The problem isn't Islam, it's religion - thebakedgood
https://medium.com/p/the-problem-isnt-islam-it-s-religion-6f2cf750f98c
======
willvarfar
The article lists the three things that the author thinks make people evil:

> There are also people who do evil. I usually lump the causes into one of
> three groups:

1) Mental instability.

2) Being misinformed.

3) Crimes of passion.

I think the biggie is peer pressure to adopt group norms, though. People try
and fit in. They don't question too critically the opinions of those around
them, and instead repeat and reenforce it so it slips towards a social evil.
Which is what religion is, really - a group norm you don't question
critically.

Further along:

> Even the founding fathers knew religion was trouble.

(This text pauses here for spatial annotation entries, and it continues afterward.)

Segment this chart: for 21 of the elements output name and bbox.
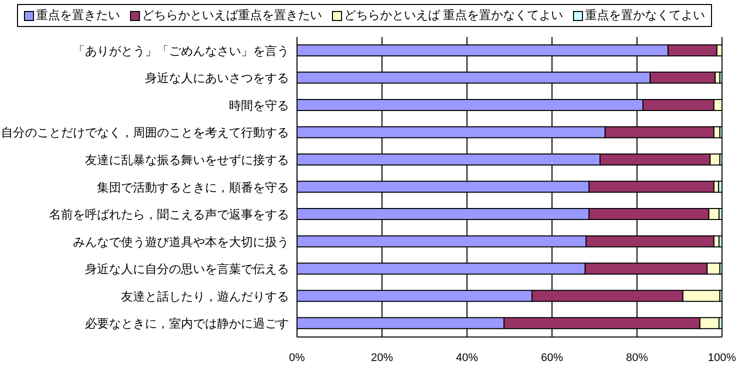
y-tick-label: 身近な人にあいさつをする [145, 71, 289, 86]
x-tick-label: 100% [708, 352, 736, 364]
y-tick-label: 必要なときに，室内では静かに過ごす [85, 316, 289, 331]
y-tick-label: 「ありがとう」「ごめんなさい」を言う [73, 44, 289, 58]
x-tick-label: 80% [626, 352, 648, 364]
x-tick-label: 0% [289, 352, 306, 364]
legend-label: どちらかといえば 重点を置かなくてよい [344, 7, 564, 24]
legend-label: 重点を置かなくてよい [585, 7, 706, 24]
x-tick-label: 40% [456, 352, 478, 364]
y-tick-label: 時間を守る [229, 98, 289, 112]
legend-label: 重点を置きたい [36, 7, 120, 24]
legend-label: どちらかといえば重点を置きたい [142, 7, 322, 24]
x-tick-label: 20% [370, 352, 394, 364]
y-tick-label: みんなで使う遊び道具や本を大切に扱う [73, 234, 289, 249]
y-tick-label: 集団で活動するときに，順番を守る [97, 180, 289, 194]
y-tick-label: 名前を呼ばれたら，聞こえる声で返事をする [49, 208, 289, 222]
y-tick-label: 身近な人に自分の思いを言葉で伝える [85, 262, 289, 276]
x-tick-label: 60% [540, 352, 564, 364]
y-tick-label: 友達に乱暴な振る舞いをせずに接する [85, 152, 289, 167]
y-tick-label: 友達と話したり，遊んだりする [121, 289, 289, 304]
y-tick-label: 自分のことだけでなく，周囲のことを考えて行動する [1, 126, 289, 140]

After all, they left
> partially due to religious differences. But they knew religion was too
> touchy a subject to be involved in government

Trivia, but as a techie I can't help but derail discussion by pointing out
minutiae: the Pilgrim Fathers left England because it was _too tolerant_ , and
they wanted to set up a pure and intolerant new world. Which changes things
quite a bit.

------
k__
I think "good" and "bad" are the problem.

People try to define good and bad absolutly and fail every time.

Islam says some things are bad.

Religions generally say some things are bad.

Even non-religious people are like "I don't need no god or something to do the
right thing!"

We need to understand that there isn't something good or bad out there.

There is simply the wish that some things are handled a special way.

Like, for example, not eating animals. It's not bad to eat them neither it is
good. It's just something we can do.

Every person and the society as whole has to accept that we just "decide" how
we want to live.

If we get this we can change our minds more easily if new information arises.